THE CONTROL ARCHITECTURE OF LARGE SCIENTIFIC FACILITIES: ITER AND LHC LESSONS FOR IFMIF

The development of an intense source of neutrons with the spectrum of deuterium-tritium (DT) fusion reactions is indispensable to qualify suitable materials for the blanket of the nuclear vessel in fusion power plants. An overlap of different layers will absorb the 14 MeV of fusion neutrons that will be converted to thermal energy and generate tritium to feed the DT reactions. IFMIF will reproduce those irradiation conditions with two parallel 40 MeV deuteron linacs, each at 125 mA continuous wave (CW) beam current, colliding on a 25 mm thick liquid Li screen flowing at 15 m/s. A neutron flux of 10 18 m -2 s -1 with a broad peak energy at 14 MeV will be generated in the forward direction through Li(d,xn) nuclear reactions irradiating 500 cm 3 volume capable to house around 1000 small specimens. An availability of the facility above 70% is expected to maximize the irradiation time.
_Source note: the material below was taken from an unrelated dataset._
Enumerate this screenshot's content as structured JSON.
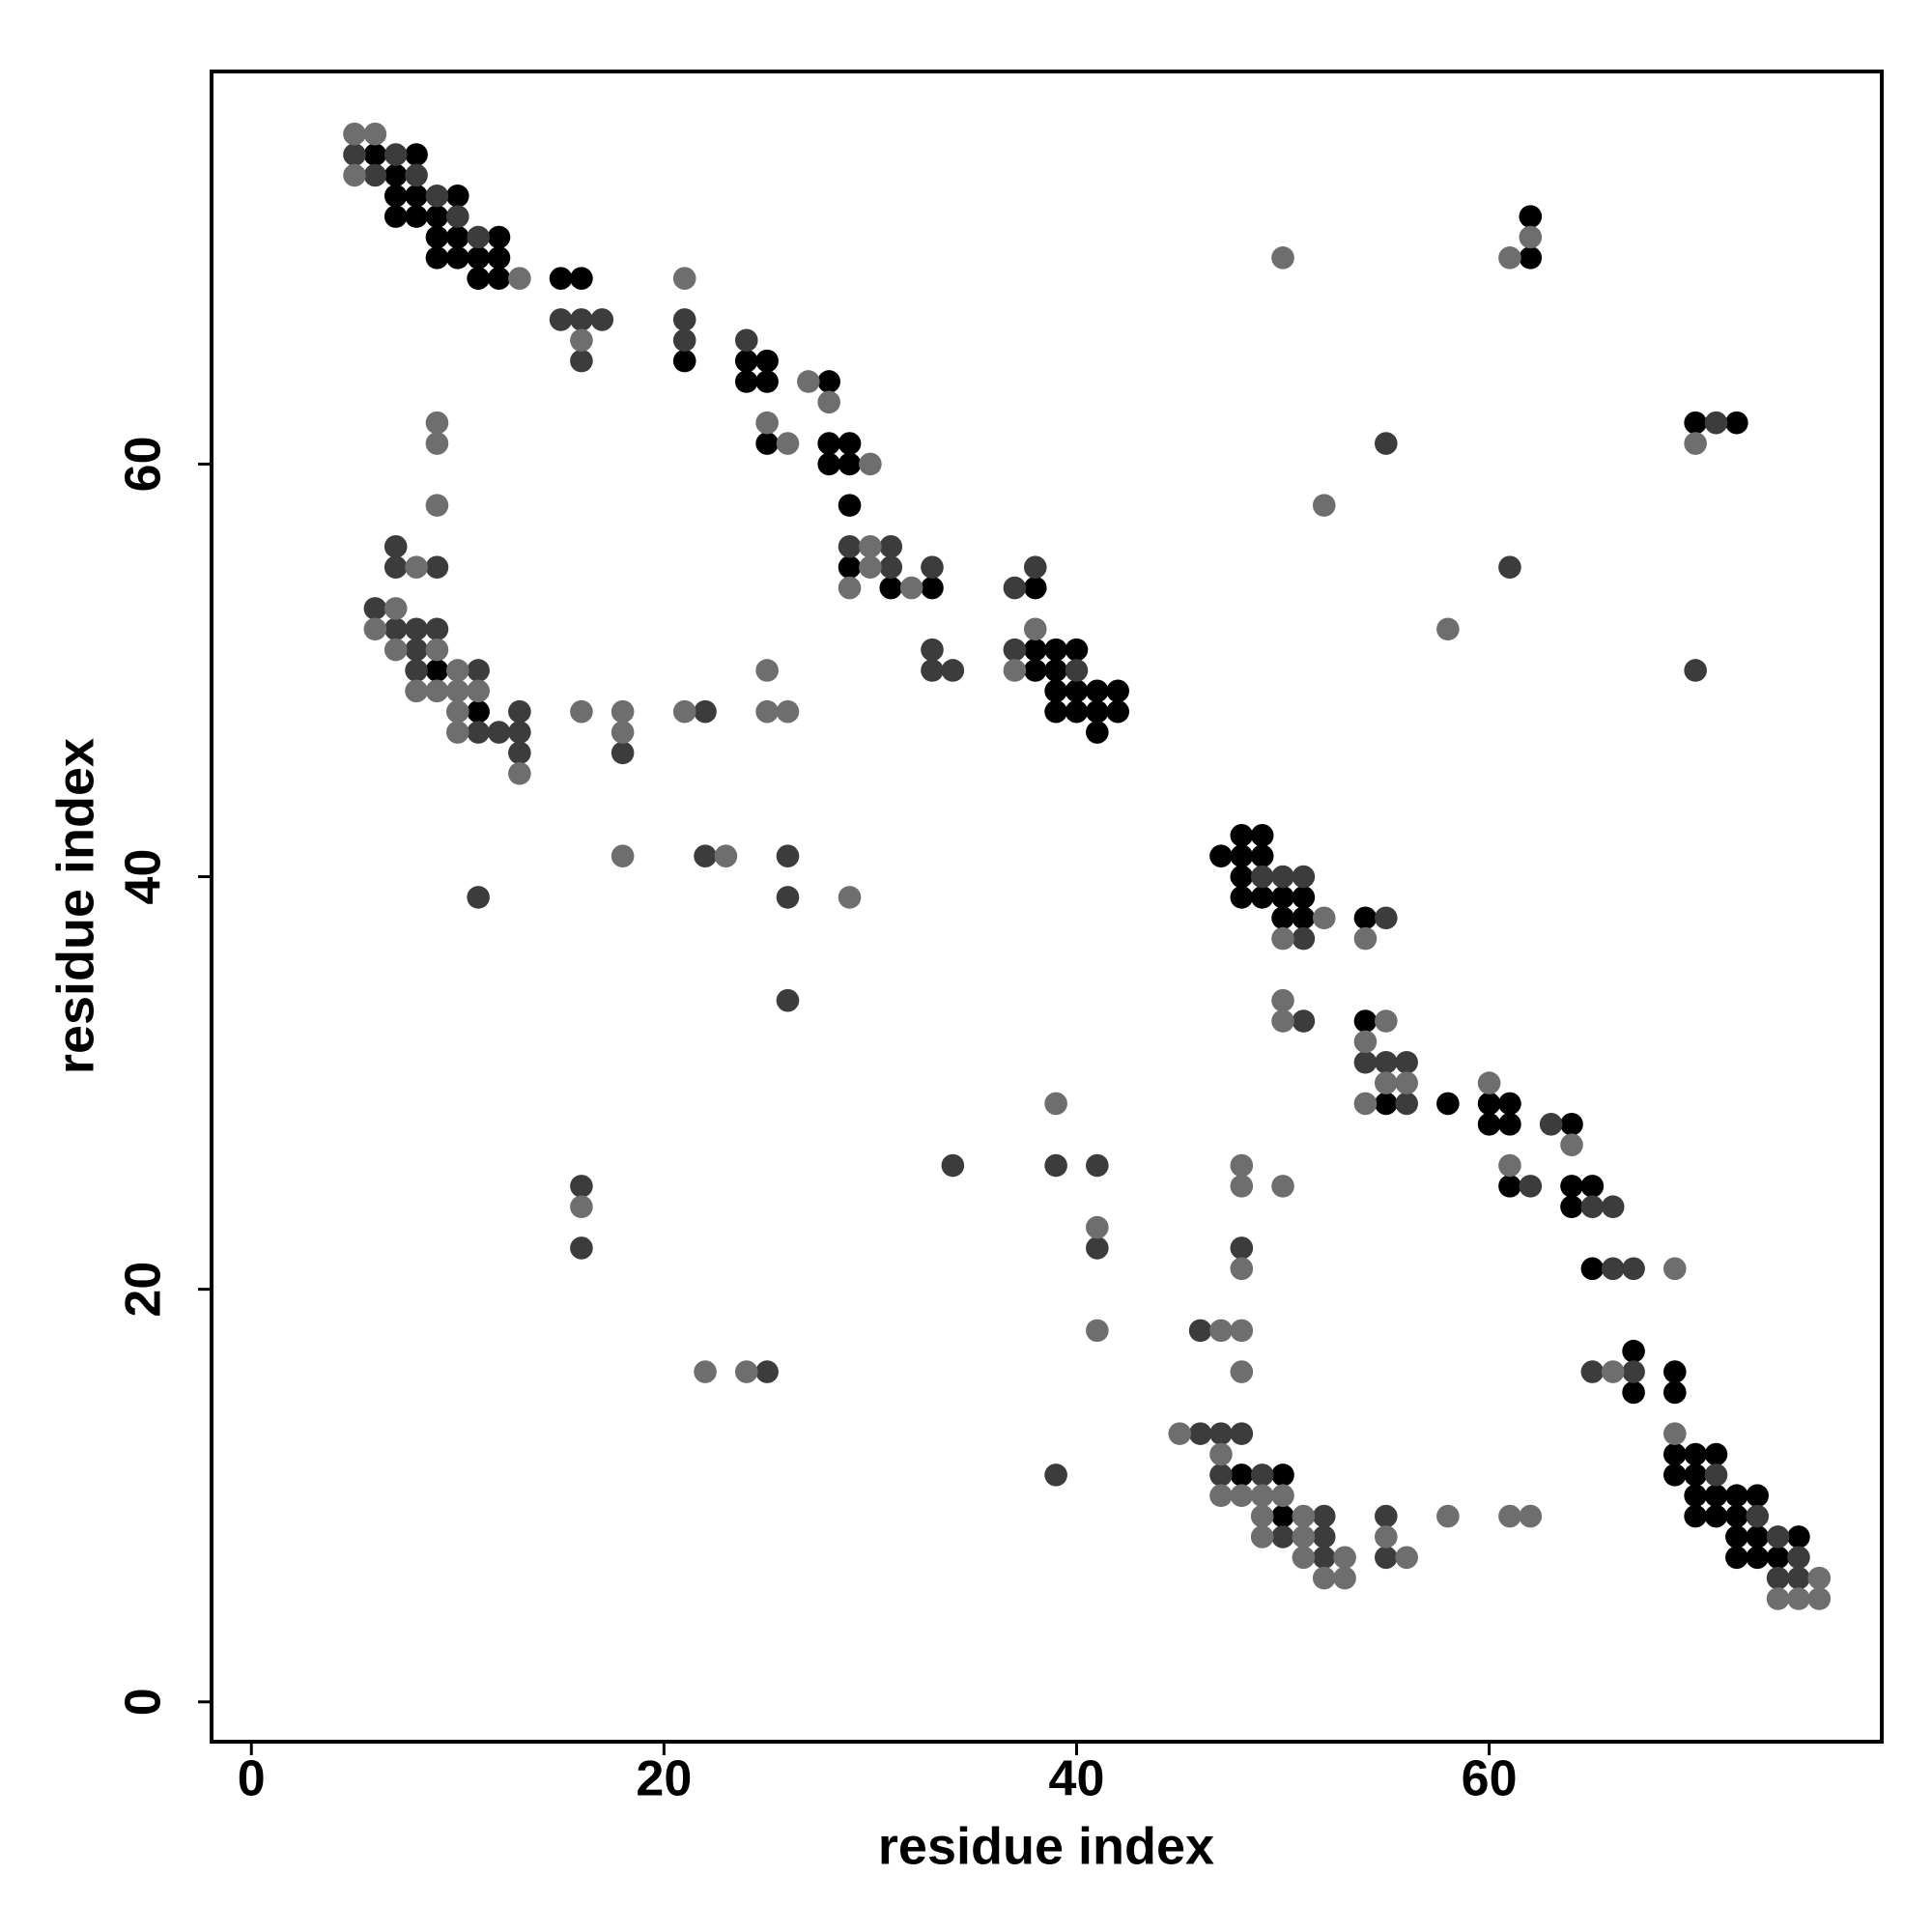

The design of the control architecture of a large scientific facility is dependent on the particularities of the processes in place or the volume of data generated; but it is also closely tied to project management issues. The LHC and ITER are two complex facilities with ~10 6 process variables and with different control systems strategies: from the modular approach of CODAC, to the more integrated implementation of CERNs Technical Network. This paper analyses both solutions, and extracts conclusions that shall be applied to the future control architecture of IFMIF.